In 2014, Serhat Tokgoz et al (13)published a retrospective study regarding 151 patients demonstrating a predictive value of mortality of the NLR in the short term, with constant mortality from an NLR of 4.8.
In 2018, sungwook YU et al proved that the NLR, from a threshold of 2.36 is predictive in the short term of a longer hospitalization, a higher rate of handicap (evaluated by the modified Rankin score) and a higher rate of mortality in ischemic stroke by referring to a database at « Royal Northshore Hospital » in Australia from January 2009 to March 2013. They included 454 patients admitted with a clinical presentation of TIA or ischemic stroke (19).
It is also important to point out the limits of our study: It is a monocentric, observational study.
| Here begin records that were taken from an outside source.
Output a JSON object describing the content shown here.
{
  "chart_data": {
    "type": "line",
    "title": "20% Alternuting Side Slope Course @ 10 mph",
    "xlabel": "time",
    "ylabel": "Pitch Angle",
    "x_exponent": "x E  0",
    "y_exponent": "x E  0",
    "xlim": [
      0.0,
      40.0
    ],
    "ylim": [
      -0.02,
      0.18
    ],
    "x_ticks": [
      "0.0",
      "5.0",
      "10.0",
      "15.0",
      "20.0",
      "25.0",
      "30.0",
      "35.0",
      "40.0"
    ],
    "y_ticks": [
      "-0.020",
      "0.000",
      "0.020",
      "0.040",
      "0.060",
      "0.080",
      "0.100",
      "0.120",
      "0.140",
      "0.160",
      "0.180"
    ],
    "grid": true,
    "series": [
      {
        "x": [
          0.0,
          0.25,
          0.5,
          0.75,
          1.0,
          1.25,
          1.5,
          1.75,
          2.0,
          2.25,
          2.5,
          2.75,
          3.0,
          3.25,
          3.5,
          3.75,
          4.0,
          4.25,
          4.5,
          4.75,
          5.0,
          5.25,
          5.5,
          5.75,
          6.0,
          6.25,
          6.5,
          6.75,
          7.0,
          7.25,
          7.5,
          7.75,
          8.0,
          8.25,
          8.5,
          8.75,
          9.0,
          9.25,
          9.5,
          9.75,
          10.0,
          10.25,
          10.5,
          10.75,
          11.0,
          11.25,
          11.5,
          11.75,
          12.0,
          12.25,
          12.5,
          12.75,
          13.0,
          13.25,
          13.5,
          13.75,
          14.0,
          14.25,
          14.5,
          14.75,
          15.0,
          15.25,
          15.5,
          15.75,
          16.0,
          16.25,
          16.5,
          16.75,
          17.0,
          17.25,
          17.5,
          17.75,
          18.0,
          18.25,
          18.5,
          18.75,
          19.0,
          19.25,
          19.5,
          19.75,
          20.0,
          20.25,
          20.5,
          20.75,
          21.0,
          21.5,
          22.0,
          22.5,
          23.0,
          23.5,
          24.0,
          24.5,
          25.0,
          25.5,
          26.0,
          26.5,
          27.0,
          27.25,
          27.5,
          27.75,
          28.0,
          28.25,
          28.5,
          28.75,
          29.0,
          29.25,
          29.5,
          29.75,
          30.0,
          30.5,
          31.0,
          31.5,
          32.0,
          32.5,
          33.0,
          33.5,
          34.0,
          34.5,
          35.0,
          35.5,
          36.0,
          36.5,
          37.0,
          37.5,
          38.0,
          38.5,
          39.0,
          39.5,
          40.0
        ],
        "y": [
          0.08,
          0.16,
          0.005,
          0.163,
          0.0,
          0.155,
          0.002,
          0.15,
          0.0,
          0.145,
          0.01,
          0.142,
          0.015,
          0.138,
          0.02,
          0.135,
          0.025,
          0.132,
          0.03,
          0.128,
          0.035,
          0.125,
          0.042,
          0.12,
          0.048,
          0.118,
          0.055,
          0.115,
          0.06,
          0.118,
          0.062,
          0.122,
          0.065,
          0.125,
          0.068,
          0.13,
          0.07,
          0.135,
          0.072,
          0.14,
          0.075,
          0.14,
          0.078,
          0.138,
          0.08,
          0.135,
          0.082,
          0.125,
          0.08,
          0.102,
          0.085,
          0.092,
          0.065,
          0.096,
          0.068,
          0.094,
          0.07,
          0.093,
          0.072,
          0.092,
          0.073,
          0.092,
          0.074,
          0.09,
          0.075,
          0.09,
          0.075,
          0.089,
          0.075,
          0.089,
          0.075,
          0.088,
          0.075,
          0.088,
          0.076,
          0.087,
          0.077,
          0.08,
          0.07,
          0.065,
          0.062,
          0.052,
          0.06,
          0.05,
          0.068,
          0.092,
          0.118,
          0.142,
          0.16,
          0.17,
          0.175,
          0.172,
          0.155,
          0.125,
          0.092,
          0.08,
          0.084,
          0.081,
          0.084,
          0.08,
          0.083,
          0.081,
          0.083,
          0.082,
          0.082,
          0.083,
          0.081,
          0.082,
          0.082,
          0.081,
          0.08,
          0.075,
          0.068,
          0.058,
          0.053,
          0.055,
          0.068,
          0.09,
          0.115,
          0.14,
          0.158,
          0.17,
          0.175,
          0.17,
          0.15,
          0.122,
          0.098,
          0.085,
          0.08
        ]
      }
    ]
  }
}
It is therefore subject to different selection bias; having included a limited sample.
Despite these limitations, we can draw from our study that the NLR, a costless, reliable, and independent predictive factor at admission could help when it comes to thrombolysis decision in ischemic strokes.
To go further and better employ this ratio, a prospective study should be conducted.
We could also search for treatments that could affect this ratio to improve the management of ischemic strokes. We desperately need new therapies to fight ischemic strokes, whose prevalence might increase in the coming decades with the aging of the population.
Conclusion:
NLR is tightly associated with the progression of ischemic strokes; it can be a predictive factor of success or failure of thrombolysis.